My Uncle Angelo, Vito’s father, had been undergoing treatment for colon cancer at St. Vincent’s Hospital in New York City.  Vito and his brothers and sisters did everything they could to make sure their father received the best medical care. 

One day while I was trying to determine the best course of action for my own diagnosis and treatment, I opened my door to find Vito standing there.  Admittedly, I was shocked when he told me he had heard the news and wanted to take me to see the doctor who was treating his father.  I was overwhelmed and rendered speechless by his act of kindness.  “Don’t worry,” he told me, “I will take you to New York City.” 

As it turned out, I received good news after attending the Cancer Institute of New Jersey.  The cancer had not spread into my lymph nodes and it was not necessary for me to go to New York for treatment.  I have not shared this story with many people but I share it now to give you a little glimpse of the kind of person my cousin is.  Giving is just his nature.  He never gives it a second thought.   He never asks for anything in return.  There are no strings attached.
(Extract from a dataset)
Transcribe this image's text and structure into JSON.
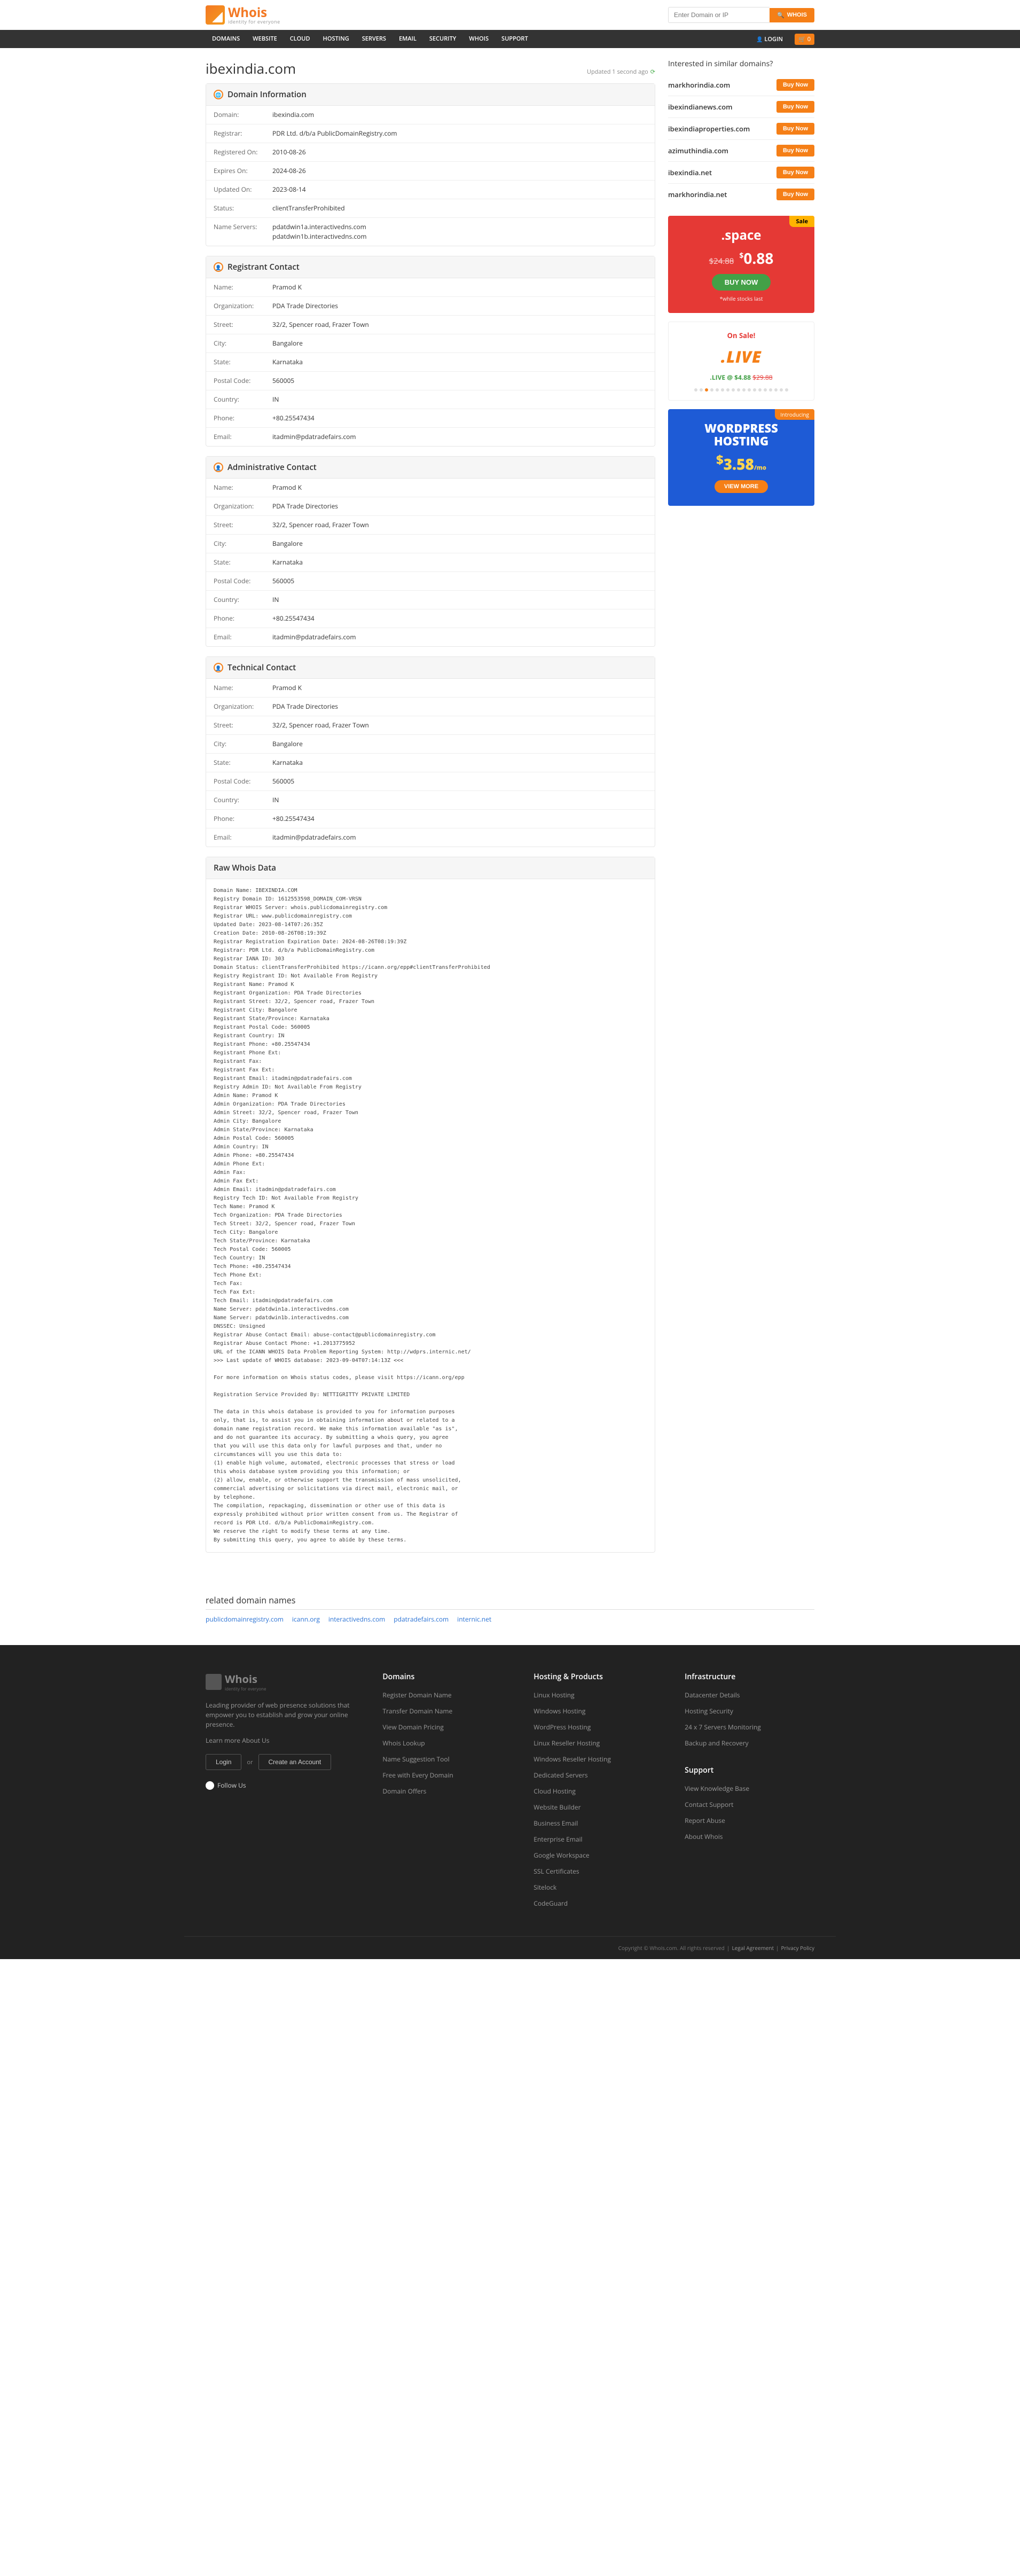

In fact, he became a police officer because he wanted to be of service to others.  He has served the community as a law enforcement officer but he goes far beyond his call of duty.  Why?  Because Vito understands the importance of giving and understands that it is in giving that we truly receive.

As Business Philosopher Jim Rohn wrote, “Giving is better than receiving because giving starts the receiving process.”  Vito is living proof.  This is not the only time he has been recognized for his acts of goodwill and kindness.  The place was packed with people who had nothing but good things to say about him. 

Everyone stood up in applause as my cousin completed his speech by saying, “As long as I am able, I will continue doing things for people.”  It was a special night for my entire family. Vito will continue to hold a special place in the hearts of all who know him.

So while I do agree that giving is better than receiving,  I also know you can’t have one without the other.  Can you inhale without exhaling?  Can you have day without night?  No, you can’t.  The two go hand in hand.  We all need to remember that we are One. 

Giving is an exchange of energy.  We will always receive what we give.  When we help others, we help ourselves. When we give love, we receive love.  It is a Universal Law.

This blog is dedicated to my wonderful cousin, Vito Tropeano.